Post-transcriptional induction of β1-adrenergic receptor by retinoic acid, but not triiodothyronine, in C6 glioma cells expressing thyroid hormone receptors

Thyroid hormone (triiodothyronine; T 3 ) has been shown to control the expression of β 1 -adrenergic receptors (β 1 -AR) in cardiac myocytes, but not in C6 glioma cells. This cell specificity has been attributed to low expression of T 3 receptors and high expression of the c-erbAα 2 splice variant that interferes with the action of T 3 . To check this hypothesis we have expressed the c-erbA/thyroid hormone receptor (TR) α 1 gene in C6 glioma cells and investigated their response to thyroid hormone. Cells expressing TRα 1 , but not wild-type cells, were responsive to T 3 as shown by increased expression of mitochrondrial hydroxymethylglutaryl CoA synthase after T 3 exposure. However, T 3 had no effect on β 1 -AR gene expression in either set of cells.
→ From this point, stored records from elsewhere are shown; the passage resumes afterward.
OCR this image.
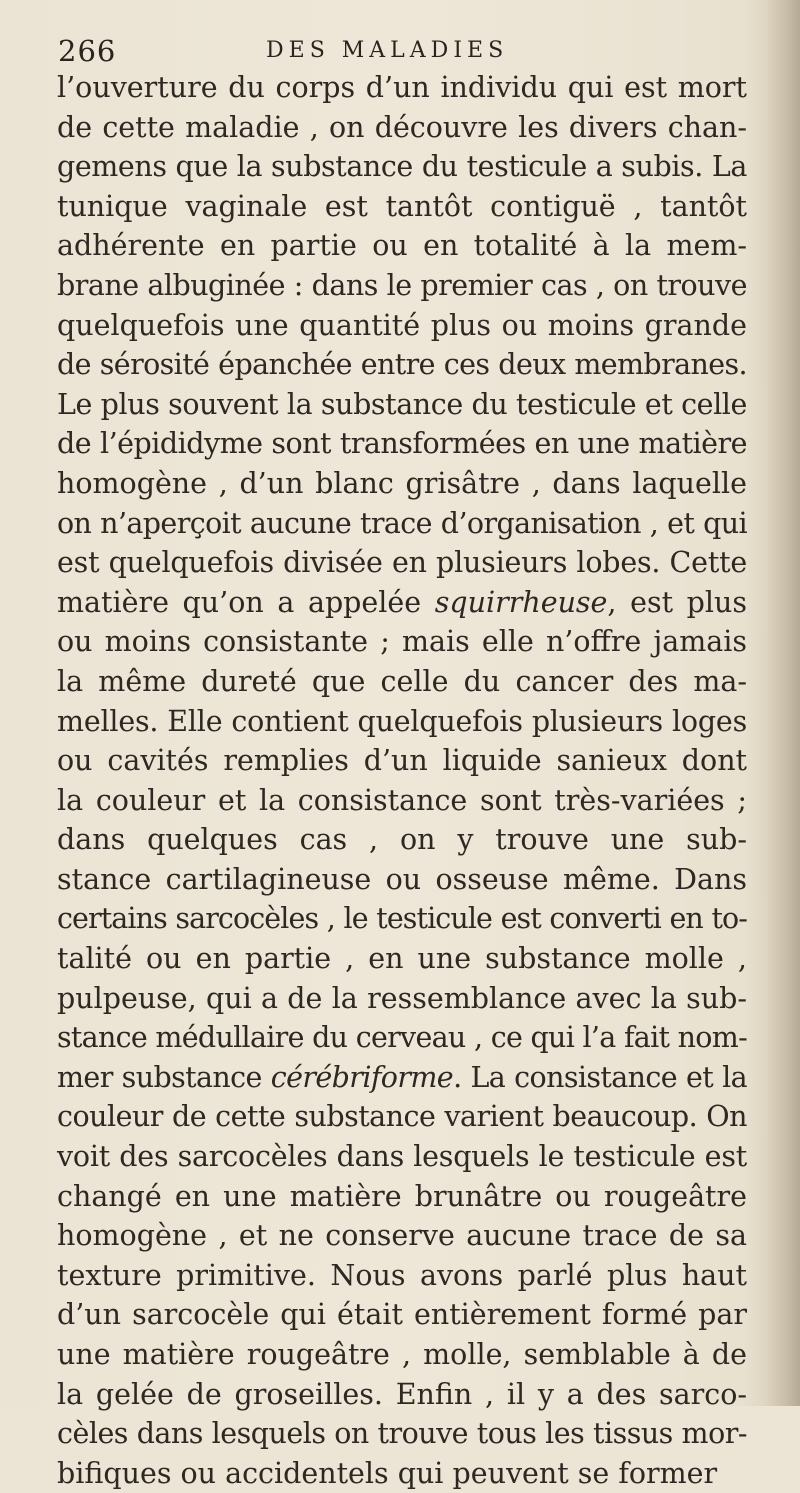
266	DES MALADIES
l’ouverture du corps d’un individu qui est mort
de cette maladie , on découvre les divers chan-
gemens que la substance du testicule a subis. La
tunique vaginale est tantôt contiguë , tantôt
adhérente en partie ou en totalité à la mem-
brane albuginée : dans le premier cas , on trouve
quelquefois une quantité plus ou moins grande
de sérosité épanchée entre ces deux membranes.
Le plus souvent la substance du testicule et celle
de l’épididyme sont transformées en une matière
homogène , d’un blanc grisâtre , dans laquelle
on n’aperçoit aucune trace d’organisation , et qui
est quelquefois divisée en plusieurs lobes. Cette
matière qu’on a appelée squirrheuse, est plus
ou moins consistante ; mais elle n’offre jamais
la même dureté que celle du cancer des ma-
melles. Elle contient quelquefois plusieurs loges
ou cavités remplies d’un liquide sanieux dont
la couleur et la consistance sont très-variées ;
dans quelques cas , on y trouve une sub-
stance cartilagineuse ou osseuse même. Dans
certains sarcocèles , le testicule est converti en to-
talité ou en partie , en une substance molle ,
pulpeuse, qui a de la ressemblance avec la sub-
stance médullaire du cerveau , ce qui l’a fait nom-
mer substance cérébriforme. La consistance et la
couleur de cette substance varient beaucoup. On
voit des sarcocèles dans lesquels le testicule est
changé en une matière brunâtre ou rougeâtre
homogène , et ne conserve aucune trace de sa
texture primitive. Nous avons parlé plus haut
d’un sarcocèle qui était entièrement formé par
une matière rougeâtre , molle, semblable à de
la gelée de groseilles. Enfin , il y a des sarco-
cèles dans lesquels on trouve tous les tissus mor-
bifiques ou accidentels qui peuvent se former
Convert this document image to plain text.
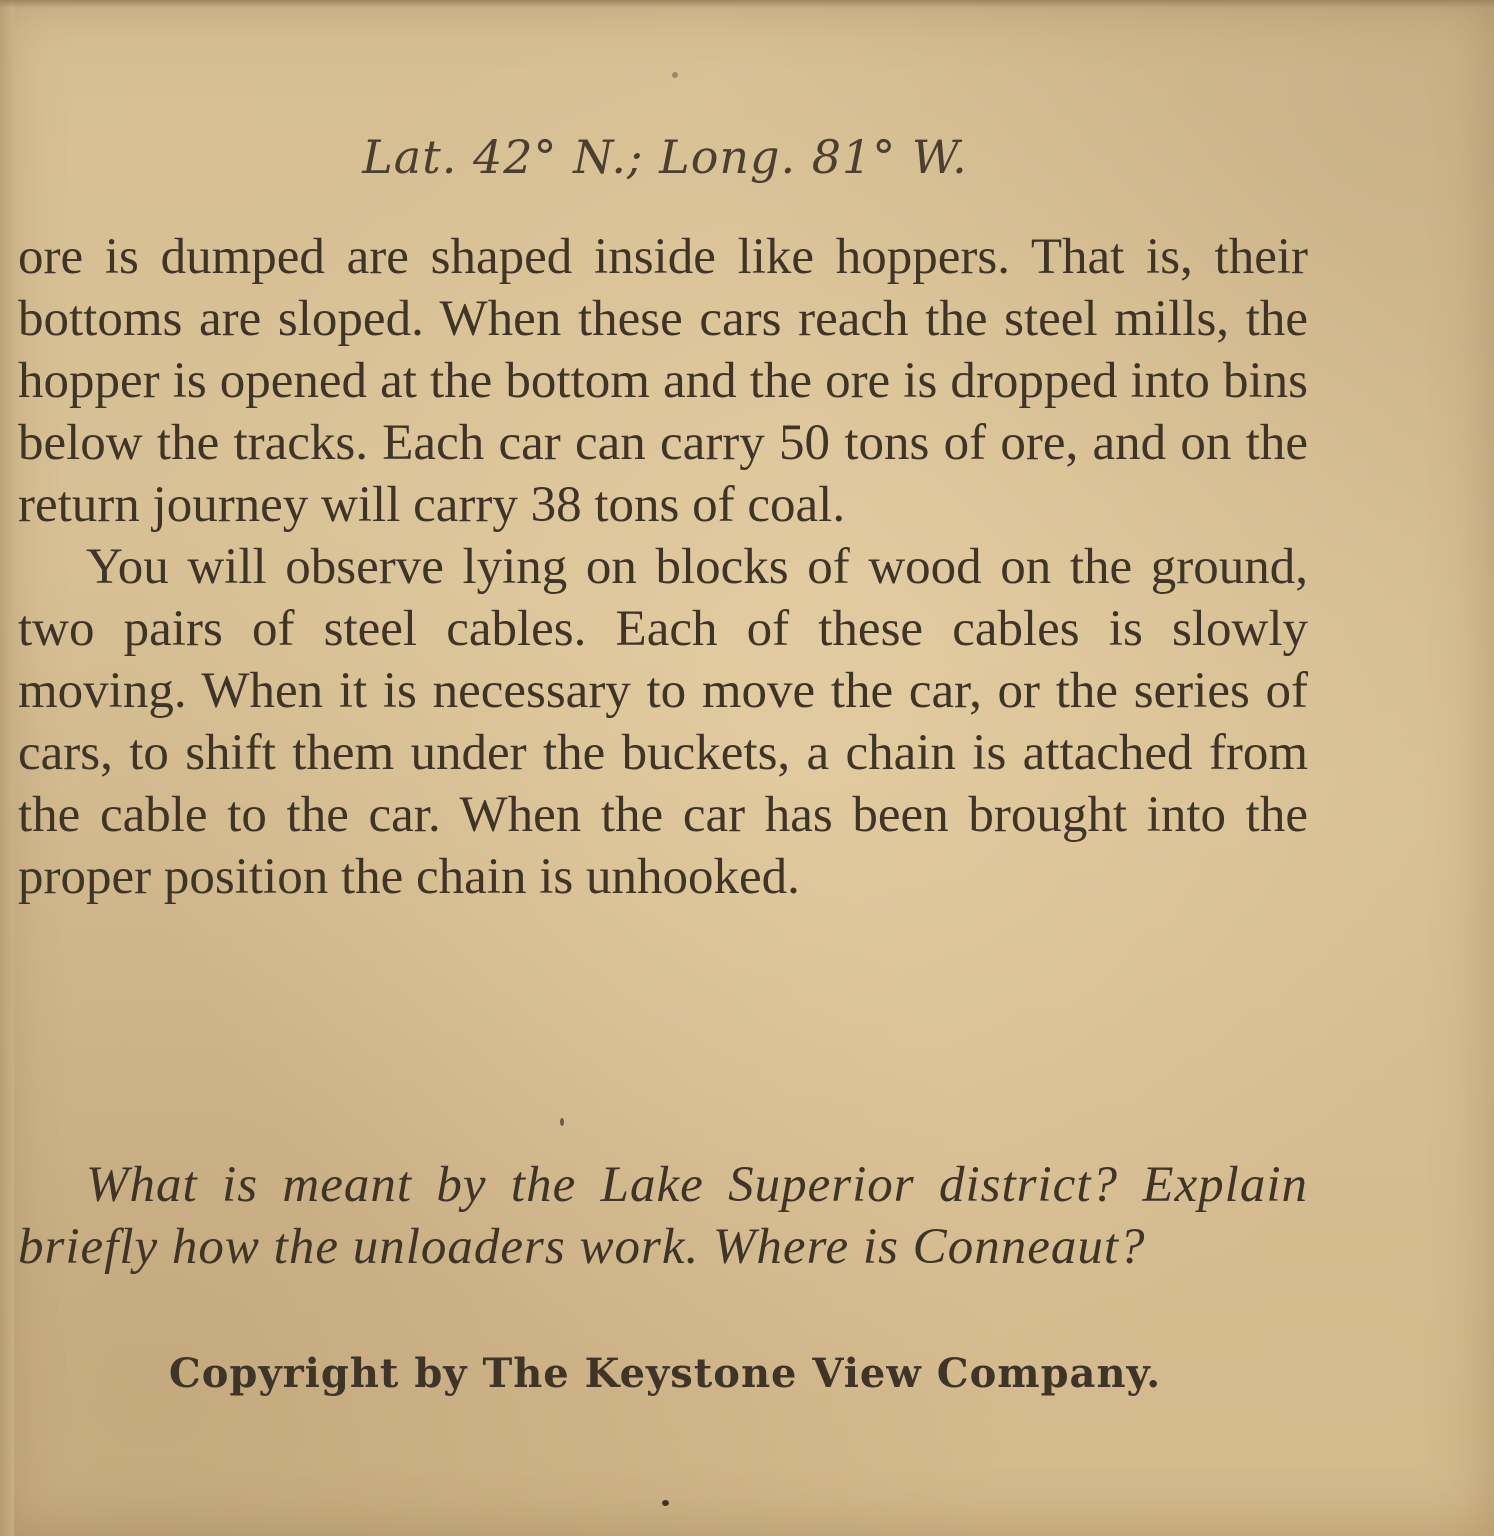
Lat. 42° N.; Long. 81° W.

ore is dumped are shaped inside like hoppers. That is, their bottoms are sloped. When these cars reach the steel mills, the hopper is opened at the bottom and the ore is dropped into bins below the tracks. Each car can carry 50 tons of ore, and on the return journey will carry 38 tons of coal.

You will observe lying on blocks of wood on the ground, two pairs of steel cables. Each of these cables is slowly moving. When it is necessary to move the car, or the series of cars, to shift them under the buckets, a chain is attached from the cable to the car. When the car has been brought into the proper position the chain is unhooked.

What is meant by the Lake Superior district? Explain briefly how the unloaders work. Where is Conneaut?

Copyright by The Keystone View Company.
The β 1 -AR mRNA concentrations were, however, altered by retinoic acid (RA) treatment. Retinoic acid caused a rapid up-regulation of β 1 -AR mRNA levels that was blocked by cycloheximide. Retinoic acid did not increase the β 1 -AR gene transcription rate in run-on experiments. These results indicate an indirect post-transcriptional effect of RA. Control of β 1 -AR expression in C6 cells is also exerted at the translational level, because there was no correlation between mRNA and protein induction, as determined by radioligand binding studies. We conclude that lack of responsiveness of the β 1 -AR gene in C6 cells to T 3 is not due to high expression of c-erbAα 2 but to undefined cell-specific factors.